The controversial decision to strip three clubs of Elite Academy status has made its way to Parliament.
East Hull MP Karl Turner has written to Sports Minister Nigel Huddleston protesting the decision to remove Hull KR’s licence.
They were one of three clubs – along with Bradford and Castleford – to lose elite status, while a further two (Leigh and Salford) had their new applications refused.
A total of 10 clubs were granted licences for the period of 2022-2027.
Labour MP Turner wrote: “Hull KR are being denied the opportunity to develop their future and thousands of supporters in my constituency of East Hull are rightly furious at this decision.

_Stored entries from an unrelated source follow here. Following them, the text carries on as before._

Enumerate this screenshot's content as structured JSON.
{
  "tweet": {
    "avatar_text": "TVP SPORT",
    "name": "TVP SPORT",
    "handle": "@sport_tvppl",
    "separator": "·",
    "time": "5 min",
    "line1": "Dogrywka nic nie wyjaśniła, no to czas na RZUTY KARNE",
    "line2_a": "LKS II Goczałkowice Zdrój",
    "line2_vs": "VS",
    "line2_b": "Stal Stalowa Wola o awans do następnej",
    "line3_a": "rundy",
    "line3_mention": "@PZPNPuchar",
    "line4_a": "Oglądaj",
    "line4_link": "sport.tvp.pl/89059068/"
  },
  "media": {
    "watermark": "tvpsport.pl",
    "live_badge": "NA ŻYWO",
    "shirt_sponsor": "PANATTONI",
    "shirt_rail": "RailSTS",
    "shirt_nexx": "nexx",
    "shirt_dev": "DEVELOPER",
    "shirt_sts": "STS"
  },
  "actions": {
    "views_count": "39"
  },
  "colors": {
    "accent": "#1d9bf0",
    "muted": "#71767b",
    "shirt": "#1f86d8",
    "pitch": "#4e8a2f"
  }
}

These lads are the future of our sport and the decision is insulting to them and our city. 🏉 pic.twitter.com/HaMXmL4XFI
— Karl Turner MP (@KarlTurnerMP) May 27, 2021
“Though no substantive feedback from the governing bodies has been provided…the club and fans firmly view the move as favouring one of the city’s clubs over another, as Hull FC have had their application approved, on the supposed basis that Hull and the wider area do not have sufficient young players to maintain two elite academies.

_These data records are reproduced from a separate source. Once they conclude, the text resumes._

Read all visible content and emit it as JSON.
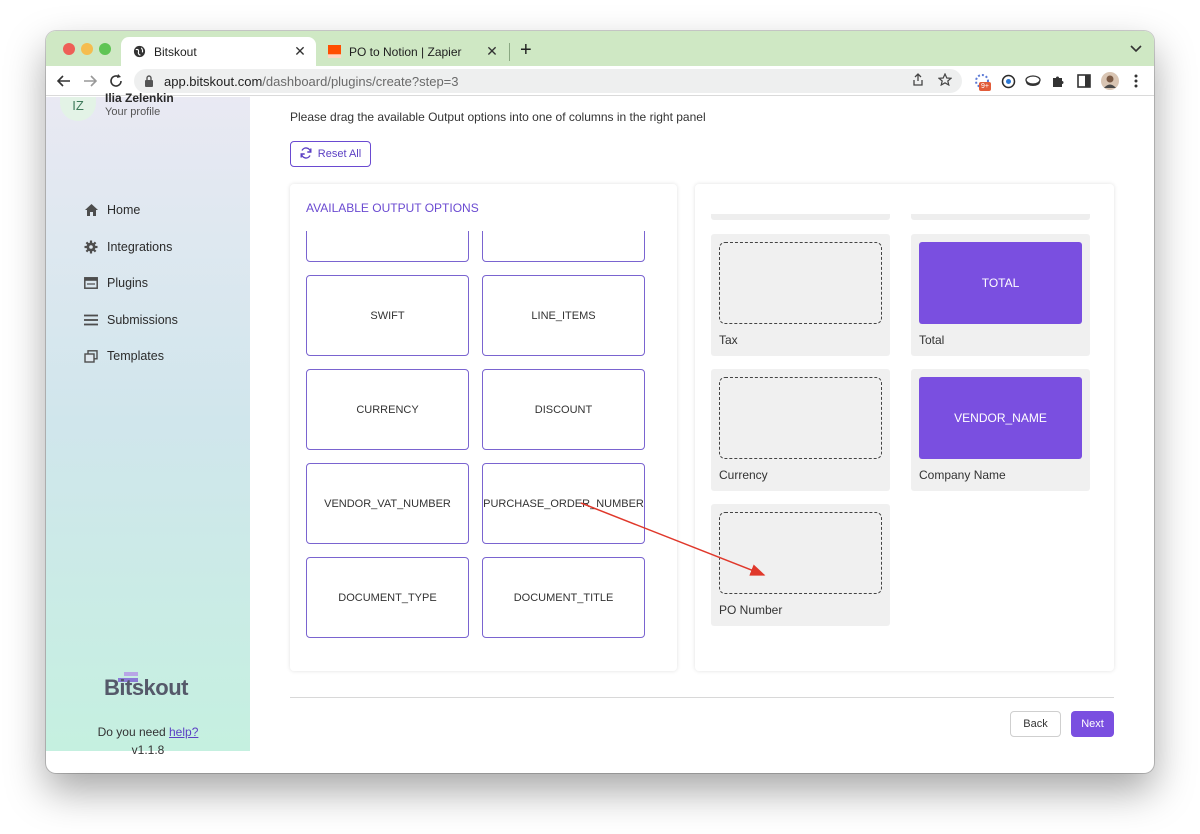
{
  "browser": {
    "tabs": [
      {
        "title": "Bitskout",
        "active": true
      },
      {
        "title": "PO to Notion | Zapier",
        "active": false
      }
    ],
    "url_host": "app.bitskout.com",
    "url_path": "/dashboard/plugins/create?step=3",
    "extension_badge": "9+"
  },
  "profile": {
    "initials": "IZ",
    "name": "Ilia Zelenkin",
    "subtitle": "Your profile"
  },
  "sidebar": {
    "items": [
      {
        "label": "Home",
        "icon": "home-icon"
      },
      {
        "label": "Integrations",
        "icon": "gear-icon"
      },
      {
        "label": "Plugins",
        "icon": "plugin-icon"
      },
      {
        "label": "Submissions",
        "icon": "list-icon"
      },
      {
        "label": "Templates",
        "icon": "templates-icon"
      }
    ],
    "logo_text": "Bitskout",
    "help_prefix": "Do you need ",
    "help_link": "help?",
    "version": "v1.1.8"
  },
  "main": {
    "instruction": "Please drag the available Output options into one of columns in the right panel",
    "reset_label": "Reset All",
    "available_title": "AVAILABLE OUTPUT OPTIONS",
    "options": [
      "SWIFT",
      "LINE_ITEMS",
      "CURRENCY",
      "DISCOUNT",
      "VENDOR_VAT_NUMBER",
      "PURCHASE_ORDER_NUMBER",
      "DOCUMENT_TYPE",
      "DOCUMENT_TITLE"
    ],
    "columns": [
      {
        "label": "Tax",
        "value": ""
      },
      {
        "label": "Total",
        "value": "TOTAL"
      },
      {
        "label": "Currency",
        "value": ""
      },
      {
        "label": "Company Name",
        "value": "VENDOR_NAME"
      },
      {
        "label": "PO Number",
        "value": ""
      }
    ],
    "back_label": "Back",
    "next_label": "Next"
  },
  "colors": {
    "accent": "#7a4fe0",
    "tabbar": "#cfe8c4",
    "chat": "#2bb673",
    "arrow": "#e0382b"
  }
}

“Hull KR are seeing an urgent independent review… I urge you to support this review.”
All three clubs have cited frustration at the lack of detailed feedback to their application, with the most highlighted point being around their proximity to other clubs and academies.
However, as highlighted by leading rugby league journalist Gareth Walker, the sport operates a salary cap system which rewards clubs who develop their own players.

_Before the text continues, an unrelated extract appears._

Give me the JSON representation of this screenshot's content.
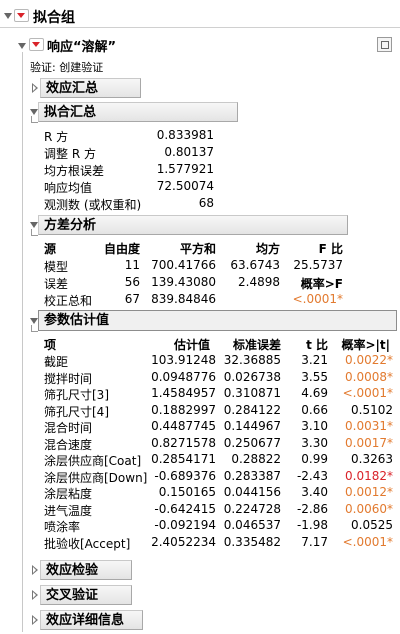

Agree. Don’t see how you can have a salary cap system that rewards junior development but then judge who can and can’t compete in the most crucial competition to that progress
— Gareth Walker (@garethwalker) May 27, 2021
Meanwhile, Castleford have said they will formally begin a process of challenging the RFL’s decision.
A statement said: “Castleford Tigers continue to be incredibly disappointed with the decision made by the Rugby Football League after submitting what the Club considered to be a strong, in-depth application.
“The process was unfair to clubs with long-standing Academy products still within their club, and still within Super League.
“Castleford Tigers believes that the Club is currently fourth in the table for Super League appearances made by Academy products who are currently playing in Super League, this includes both at the Tigers and at other clubs.
“Castleford Tigers Rugby League Football Club believes that the decision to not award the Club with an Elite Academy Licence from 2022-2027 is detrimental; to the welfare and careers of the 70+ young players, the Club has on its youth programmes currently, to the Tigers’ local community clubs who have players who dream of playing for Castleford Tigers, and to long term planning of homegrown talent playing at our Club.”
Their latest statement has earned the backing of local MP Yvette Cooper.
— Yvette Cooper (@YvetteCooperMP) May 26, 2021
Bradford issued two statements over the weekend to record their anger at the situation.
Their latest statement read: “Bradford Bulls have still not received a detailed explanation as to why its application (to continue) to run an outstandingly productive Academy, has been rejected.
“While awaiting some feedback the club is reserving its position to use all options to reverse this apparently incomprehensible conclusion.”
Judith Cummins, MP for Bradford South, is the chair of the All Party Rugby League Parliamentary Group (APPG) and has raised her concerns over the decision.
The MP has written to the RFL asking for an explanation of the decision.
She said: “The approach and the outcome would appear to represent a reduction in opportunity in the community heartlands of the sport and a concentration predominantly in the hands of leading Super League clubs.”
While only 10 have been awarded elite academy status (category 1), including eight from Super League, other clubs are still able to run so-called “development” academies, which have category 2 and 3 status.